In its The Ambiguity of Games: Histories and Discourses of a Gameful World, he not only gives an extended overview of gamification and its context throughout the history, but explains also the different conceptions on it, its uses and misuses and cites many of the main gamification theorists and practioners.

So far, I read only this paper and a couple more, but I managed to download bunch of its papers, most of those speak about gamification in a critical way. Very interesting seems to be “From game design elements to gamefulness: defining “gamification”, for example. Here I reported the abstract available online.

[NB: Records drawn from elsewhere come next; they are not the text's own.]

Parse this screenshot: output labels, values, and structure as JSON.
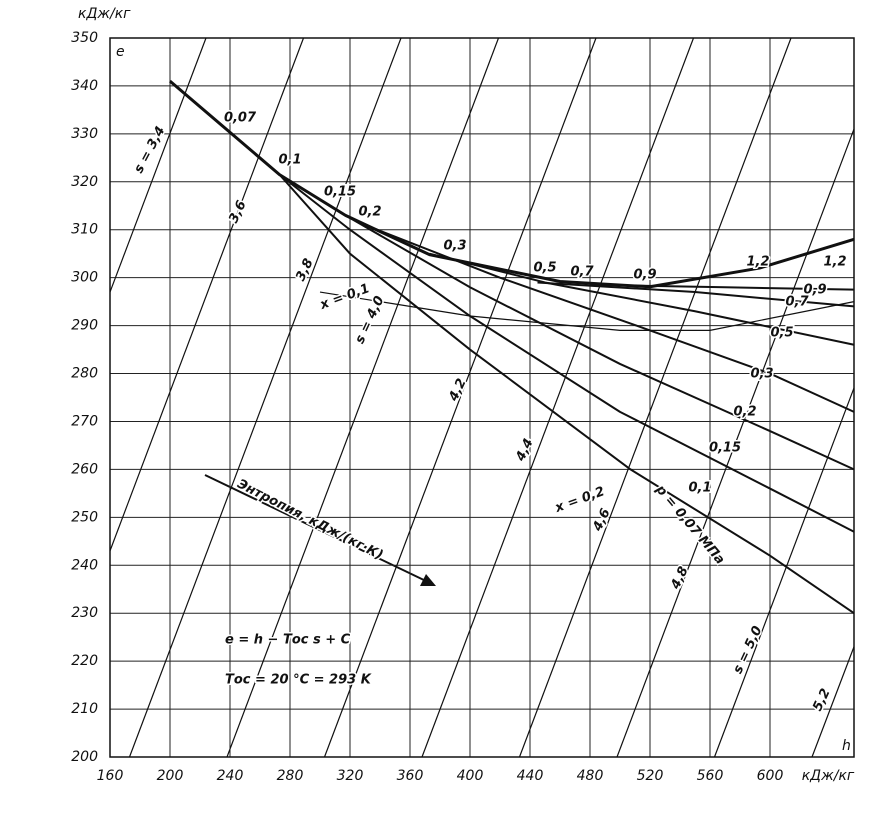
{
  "chart_data": {
    "type": "line",
    "y_axis_label": "кДж/кг",
    "y_symbol": "e",
    "x_symbol": "h",
    "x_axis_label": "кДж/кг",
    "xlim": [
      160,
      656
    ],
    "ylim": [
      200,
      350
    ],
    "xticks": [
      160,
      200,
      240,
      280,
      320,
      360,
      400,
      440,
      480,
      520,
      560,
      600
    ],
    "yticks": [
      200,
      210,
      220,
      230,
      240,
      250,
      260,
      270,
      280,
      290,
      300,
      310,
      320,
      330,
      340,
      350
    ],
    "grid": true,
    "color": "#111",
    "series": [
      {
        "x": [
          200,
          273,
          317,
          373,
          460,
          520,
          593,
          656
        ],
        "values": [
          341,
          321.5,
          313,
          304.8,
          299.2,
          298.1,
          302,
          308
        ],
        "width": 3
      },
      {
        "x": [
          200,
          273,
          320,
          400,
          507,
          600,
          656
        ],
        "values": [
          341,
          321.5,
          305,
          285,
          260,
          242,
          230
        ],
        "width": 2
      },
      {
        "x": [
          273,
          320,
          400,
          500,
          600,
          656
        ],
        "values": [
          321.5,
          310,
          292,
          272,
          256,
          247
        ],
        "width": 2
      },
      {
        "x": [
          317,
          400,
          500,
          600,
          656
        ],
        "values": [
          313,
          298,
          282,
          268,
          260
        ],
        "width": 2
      },
      {
        "x": [
          330,
          420,
          520,
          600,
          656
        ],
        "values": [
          311,
          300,
          289,
          280,
          272
        ],
        "width": 2
      },
      {
        "x": [
          373,
          450,
          550,
          656
        ],
        "values": [
          305,
          299,
          293,
          286
        ],
        "width": 2
      },
      {
        "x": [
          445,
          550,
          656
        ],
        "values": [
          299,
          297,
          294
        ],
        "width": 2
      },
      {
        "x": [
          480,
          570,
          656
        ],
        "values": [
          298.5,
          298,
          297.5
        ],
        "width": 2
      },
      {
        "x": [
          300,
          400,
          500,
          560,
          656
        ],
        "values": [
          297,
          292,
          289,
          289,
          295
        ],
        "width": 1.2
      },
      {
        "x": [
          160,
          224
        ],
        "values": [
          297,
          350
        ],
        "width": 1.2
      },
      {
        "x": [
          160,
          289
        ],
        "values": [
          243,
          350
        ],
        "width": 1.2
      },
      {
        "x": [
          173,
          354
        ],
        "values": [
          200,
          350
        ],
        "width": 1.2
      },
      {
        "x": [
          238,
          419
        ],
        "values": [
          200,
          350
        ],
        "width": 1.2
      },
      {
        "x": [
          303,
          484
        ],
        "values": [
          200,
          350
        ],
        "width": 1.2
      },
      {
        "x": [
          368,
          549
        ],
        "values": [
          200,
          350
        ],
        "width": 1.2
      },
      {
        "x": [
          433,
          614
        ],
        "values": [
          200,
          350
        ],
        "width": 1.2
      },
      {
        "x": [
          498,
          656
        ],
        "values": [
          200,
          331
        ],
        "width": 1.2
      },
      {
        "x": [
          563,
          656
        ],
        "values": [
          200,
          277
        ],
        "width": 1.2
      },
      {
        "x": [
          628,
          656
        ],
        "values": [
          200,
          223
        ],
        "width": 1.2
      }
    ],
    "annotations": [
      "s = 3,4",
      "3,6",
      "3,8",
      "s = 4,0",
      "4,2",
      "4,4",
      "4,6",
      "4,8",
      "s = 5,0",
      "5,2",
      "0,07",
      "0,1",
      "0,15",
      "0,2",
      "0,3",
      "0,5",
      "0,7",
      "0,9",
      "1,2",
      "1,2",
      "0,9",
      "0,7",
      "0,5",
      "0,3",
      "0,2",
      "0,15",
      "0,1",
      "x = 0,1",
      "x = 0,2",
      "p = 0,07 МПа",
      "Энтропия, кДж/(кг·К)",
      "e = h − Tос s + C",
      "Tос = 20 °C = 293 K"
    ]
  }
}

Recent years have seen a rapid proliferation of mass-market consumer software that takes inspiration from video games. Usually summarized as “gamification”, this trend connects to a sizeable body of existing concepts and research in human-computer interaction and game studies, such as serious games, pervasive games, alternate reality games, or playful design. However, it is not clear how “gamification” relates to these, whether it denotes a novel phenomenon, and how to define it. Thus, in this paper we investigate “gamification” and the historical origins of the term in relation to precursors and similar concepts. It is suggested that “gamified” applications provide insight into novel, gameful phenomena complementary to playful phenomena. Based on our research, we propose a definition of “gamification” as the use of game design elements in non-game contexts.